«C’è una grande collaborazione che da sempre ci lega all’ente pubblico e ai Comuni. E questo è un valore reale e concreto». Saula Donatini rappresenta una realtà importante del territorio ravennate, la Fism, Federazione italiana scuole materne che in provincia è presente in 45 scuole dell’infanzia e 37 nidi in 16 dei 17 comuni, della provincia, tutti tranne Conselice. E a Bagnara e Sant’Agata sul Santerno la Fism è l’unica realtà educativa presente. Una collaborazione basata su convenzioni che vengono rinnovate con periodicità.
Intervista a Saula Donatini, presidente Fism
Qual è il valore aggiunto che potete offrire alla realtà educativa della provincia?
Le nostre scuole hanno una proposta educativa di grande valore, fondata su una solida tradizione pedagogica.

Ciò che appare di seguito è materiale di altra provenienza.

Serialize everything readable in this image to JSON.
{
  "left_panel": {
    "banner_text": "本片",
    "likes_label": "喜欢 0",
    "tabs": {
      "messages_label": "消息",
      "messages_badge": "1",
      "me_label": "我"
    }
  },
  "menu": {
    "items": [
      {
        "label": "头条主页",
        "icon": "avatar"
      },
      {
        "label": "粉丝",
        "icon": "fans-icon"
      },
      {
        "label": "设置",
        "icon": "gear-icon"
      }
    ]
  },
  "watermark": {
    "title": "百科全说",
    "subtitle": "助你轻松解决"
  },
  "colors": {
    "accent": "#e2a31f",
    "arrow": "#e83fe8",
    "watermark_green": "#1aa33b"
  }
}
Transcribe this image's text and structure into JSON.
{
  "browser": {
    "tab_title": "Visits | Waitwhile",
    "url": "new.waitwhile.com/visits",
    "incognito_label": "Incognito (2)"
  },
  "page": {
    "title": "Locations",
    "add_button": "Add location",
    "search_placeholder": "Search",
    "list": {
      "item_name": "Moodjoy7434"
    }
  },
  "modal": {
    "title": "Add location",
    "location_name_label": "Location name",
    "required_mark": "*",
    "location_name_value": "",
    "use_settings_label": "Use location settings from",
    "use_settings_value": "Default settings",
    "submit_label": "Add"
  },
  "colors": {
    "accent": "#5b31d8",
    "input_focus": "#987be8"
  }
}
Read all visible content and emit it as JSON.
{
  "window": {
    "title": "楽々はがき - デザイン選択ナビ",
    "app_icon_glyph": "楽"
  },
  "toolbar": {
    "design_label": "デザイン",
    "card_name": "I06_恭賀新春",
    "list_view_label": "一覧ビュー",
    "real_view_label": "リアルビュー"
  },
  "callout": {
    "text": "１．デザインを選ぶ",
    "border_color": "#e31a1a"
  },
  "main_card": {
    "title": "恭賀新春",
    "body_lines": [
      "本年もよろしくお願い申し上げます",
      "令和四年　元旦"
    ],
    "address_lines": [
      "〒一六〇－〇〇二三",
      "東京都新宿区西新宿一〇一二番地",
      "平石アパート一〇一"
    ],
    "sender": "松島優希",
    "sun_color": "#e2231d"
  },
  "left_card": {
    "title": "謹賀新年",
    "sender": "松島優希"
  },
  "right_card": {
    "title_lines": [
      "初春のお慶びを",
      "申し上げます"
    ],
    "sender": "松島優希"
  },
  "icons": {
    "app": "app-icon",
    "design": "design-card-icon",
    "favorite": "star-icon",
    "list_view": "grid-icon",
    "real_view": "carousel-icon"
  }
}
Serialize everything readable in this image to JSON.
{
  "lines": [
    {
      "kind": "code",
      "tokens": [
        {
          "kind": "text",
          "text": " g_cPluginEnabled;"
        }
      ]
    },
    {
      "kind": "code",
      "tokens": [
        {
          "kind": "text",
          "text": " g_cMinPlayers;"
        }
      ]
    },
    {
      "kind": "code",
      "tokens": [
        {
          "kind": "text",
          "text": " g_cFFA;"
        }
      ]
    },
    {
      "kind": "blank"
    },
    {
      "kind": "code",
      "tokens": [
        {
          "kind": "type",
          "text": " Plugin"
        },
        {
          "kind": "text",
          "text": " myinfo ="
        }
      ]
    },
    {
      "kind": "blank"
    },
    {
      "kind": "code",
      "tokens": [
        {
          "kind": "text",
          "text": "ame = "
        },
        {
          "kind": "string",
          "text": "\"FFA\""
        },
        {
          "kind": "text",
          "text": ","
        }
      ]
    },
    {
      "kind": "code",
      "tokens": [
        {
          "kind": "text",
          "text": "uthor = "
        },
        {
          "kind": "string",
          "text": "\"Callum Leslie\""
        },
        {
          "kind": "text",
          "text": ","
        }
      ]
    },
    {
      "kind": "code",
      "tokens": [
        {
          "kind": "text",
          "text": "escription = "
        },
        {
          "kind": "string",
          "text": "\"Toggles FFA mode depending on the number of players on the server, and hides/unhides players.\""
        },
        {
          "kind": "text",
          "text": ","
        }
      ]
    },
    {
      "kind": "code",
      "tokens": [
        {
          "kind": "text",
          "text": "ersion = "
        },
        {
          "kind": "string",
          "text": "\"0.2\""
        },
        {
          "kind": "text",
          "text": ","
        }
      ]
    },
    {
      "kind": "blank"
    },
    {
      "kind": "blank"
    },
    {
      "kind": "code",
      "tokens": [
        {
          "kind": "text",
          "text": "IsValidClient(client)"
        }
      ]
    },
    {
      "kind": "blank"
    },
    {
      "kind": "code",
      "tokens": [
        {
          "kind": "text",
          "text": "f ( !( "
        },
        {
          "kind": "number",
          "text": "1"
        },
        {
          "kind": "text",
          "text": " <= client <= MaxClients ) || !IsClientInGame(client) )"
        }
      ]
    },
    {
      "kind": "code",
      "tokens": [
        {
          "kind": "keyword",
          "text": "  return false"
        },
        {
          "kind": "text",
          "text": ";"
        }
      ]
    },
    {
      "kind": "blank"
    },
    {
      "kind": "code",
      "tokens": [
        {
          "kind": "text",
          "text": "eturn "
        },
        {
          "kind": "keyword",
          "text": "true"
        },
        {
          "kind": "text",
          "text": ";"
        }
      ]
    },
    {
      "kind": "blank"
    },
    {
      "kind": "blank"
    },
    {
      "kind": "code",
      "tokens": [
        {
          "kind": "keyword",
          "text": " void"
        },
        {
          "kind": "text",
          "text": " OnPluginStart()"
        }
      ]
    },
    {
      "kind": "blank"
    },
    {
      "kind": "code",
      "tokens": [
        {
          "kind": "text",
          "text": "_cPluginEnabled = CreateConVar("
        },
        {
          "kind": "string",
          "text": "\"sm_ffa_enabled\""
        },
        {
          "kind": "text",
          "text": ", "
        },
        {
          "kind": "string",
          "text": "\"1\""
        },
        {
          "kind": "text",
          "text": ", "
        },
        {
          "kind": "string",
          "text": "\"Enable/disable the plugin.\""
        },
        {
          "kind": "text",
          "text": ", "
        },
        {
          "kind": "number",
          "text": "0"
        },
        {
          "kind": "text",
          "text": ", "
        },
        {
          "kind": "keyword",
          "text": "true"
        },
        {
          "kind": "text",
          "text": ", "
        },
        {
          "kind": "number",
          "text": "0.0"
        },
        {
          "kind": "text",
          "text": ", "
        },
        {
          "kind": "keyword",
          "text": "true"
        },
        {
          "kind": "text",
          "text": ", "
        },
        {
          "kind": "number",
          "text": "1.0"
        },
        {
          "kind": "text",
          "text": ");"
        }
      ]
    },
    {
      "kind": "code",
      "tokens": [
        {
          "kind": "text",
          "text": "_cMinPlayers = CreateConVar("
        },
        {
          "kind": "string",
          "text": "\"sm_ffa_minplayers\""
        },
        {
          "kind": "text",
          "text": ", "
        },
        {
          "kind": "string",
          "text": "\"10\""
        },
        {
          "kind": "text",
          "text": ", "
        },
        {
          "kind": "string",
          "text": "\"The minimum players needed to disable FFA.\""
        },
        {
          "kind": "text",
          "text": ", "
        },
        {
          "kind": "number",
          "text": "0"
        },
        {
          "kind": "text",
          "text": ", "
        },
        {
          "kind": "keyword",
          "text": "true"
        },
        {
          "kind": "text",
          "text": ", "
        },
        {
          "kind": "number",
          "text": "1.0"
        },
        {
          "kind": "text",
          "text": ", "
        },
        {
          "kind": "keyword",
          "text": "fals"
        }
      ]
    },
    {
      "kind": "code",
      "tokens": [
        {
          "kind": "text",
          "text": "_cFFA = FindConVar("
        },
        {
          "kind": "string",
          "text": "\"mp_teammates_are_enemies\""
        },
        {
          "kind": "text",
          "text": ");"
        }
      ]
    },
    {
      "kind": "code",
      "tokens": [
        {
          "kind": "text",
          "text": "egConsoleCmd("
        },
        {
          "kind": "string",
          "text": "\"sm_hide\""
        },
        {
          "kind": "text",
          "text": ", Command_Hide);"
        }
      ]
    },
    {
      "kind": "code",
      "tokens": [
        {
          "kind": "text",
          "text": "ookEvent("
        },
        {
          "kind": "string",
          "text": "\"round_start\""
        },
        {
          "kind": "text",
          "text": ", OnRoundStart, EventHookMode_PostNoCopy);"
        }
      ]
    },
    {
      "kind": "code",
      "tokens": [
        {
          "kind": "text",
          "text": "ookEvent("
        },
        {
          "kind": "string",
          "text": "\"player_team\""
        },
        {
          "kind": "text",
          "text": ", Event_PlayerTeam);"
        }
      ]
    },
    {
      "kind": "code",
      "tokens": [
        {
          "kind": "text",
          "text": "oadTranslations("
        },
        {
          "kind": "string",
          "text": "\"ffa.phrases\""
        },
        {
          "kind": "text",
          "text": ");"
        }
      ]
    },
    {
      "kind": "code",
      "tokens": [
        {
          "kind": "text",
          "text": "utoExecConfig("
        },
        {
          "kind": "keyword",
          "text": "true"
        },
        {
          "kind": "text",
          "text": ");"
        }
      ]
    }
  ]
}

Le prime scuole dell’infanzia sono nate proprio come paritarie. In seguito alcuni Comuni hanno aperto scuole proprie e sono nate le statali, ma nella nostra provincia la presenza delle paritarie resta molto forte, se non prevalente. Molte sono gestite da parrocchie, alcune da fondazioni, poche da cooperative, e quasi tutte hanno storie molto lunghe alle spalle: molte stanno per raggiungere i cento anni di presenza sul territorio.
I programmi educativi sono concordati con i Comuni e con il Ministero?
Certamente. Seguiamo le indicazioni del Ministero, dell’Ufficio scolastico regionale e provinciale. I nostri coordinatori pedagogici collaborano con i Comuni, partecipano ai progetti e li condividono. Le convenzioni prevedono anche momenti di verifica: a fine anno ci si incontra, si valuta il lavoro svolto. C’è un grande scambio e una collaborazione costante.
Perché un genitore dovrebbe scegliere una vostra scuola?
Prima di tutto perché la preferisce. Le nostre scuole hanno un costo. Poi, perché la scuola è vicina, inserita nel territorio, conosciuta. Magari la famiglia l’ha frequentata per una festa, un momento di aggregazione, o perché anche il genitore stesso da piccolo è stato lì. Sono scuole molto radicate. Offrono servizi preziosi come il pre e post scuola, un grande sostegno alle famiglie. Da non trascurare, l’offerta di un progetto educativo che, al di là delle mode, mette al centro la persona, il bambino. I progetti integrativi (musica, motoria, laboratori) sono importanti, ma prima di tutto viene il bambino, la sua crescita, la sua valorizzazione. Credo che sia questo il motivo principale.
Lei ha parlato di costi: le convenzioni permettono di abbatterli?
Nelle nostre scuole si paga il pranzo e una retta, mentre altrove spesso si paga solo il pasto. Le convenzioni sono un grande aiuto, ma non azzerano le rette. Nel caso dei nidi 0-3 anni esistono contributi statali e regionali importanti, che arrivano alle famiglie. Per la scuola dell’infanzia, invece, il sostegno è legato alle convenzioni con i Comuni. Senza queste, molte scuole andrebbero in difficoltà.
Le rette, anche minime, ci aiutano ad assumere tutto il personale, nel rispetto dei contratti, delle scadenze e dei rinnovi. La convenzione, oltre a essere un atto di collaborazione e di comunione con l’ente pubblico, è anche un sostegno economico fondamentale.
Questo è il periodo delle pre iscrizioni per il prossimo anno scolastico, o sbaglio?
Abbiamo aperto subito dopo le vacanze natalizie. Molte scuole indicano come termine la fine di febbraio, per organizzare al meglio le sezioni per settembre. Ma nei casi in cui ci siano ancora posti liberi, le iscrizioni restano aperte fino al riempimento dell’ultimo posto disponibile. In questi giorni, molte scuole organizzano gli open day: invitiamo le famiglie a visitare la scuola, a conoscere i progetti educativi, a fare domande.
Ultima domanda: anche voi sentite il peso del calo delle nascite?
Da quello che risulta, il numero delle domande è in linea con l’anno scorso. Non abbiamo notizia di scuole in difficoltà, anche se sentiamo il peso della diminuzione delle nascite. Abbiamo dovuto chiudere una scuola a causa dell’alluvione, ma anche della denatalità. Pensare che ha compiuto 90 anni proprio nel 2025. Parlo della scuola di Casola Valsenio, in collina. Detto questo, ad oggi non abbiamo segnali di ulteriori scuole prossime alla chiusura per mancanza di iscritti.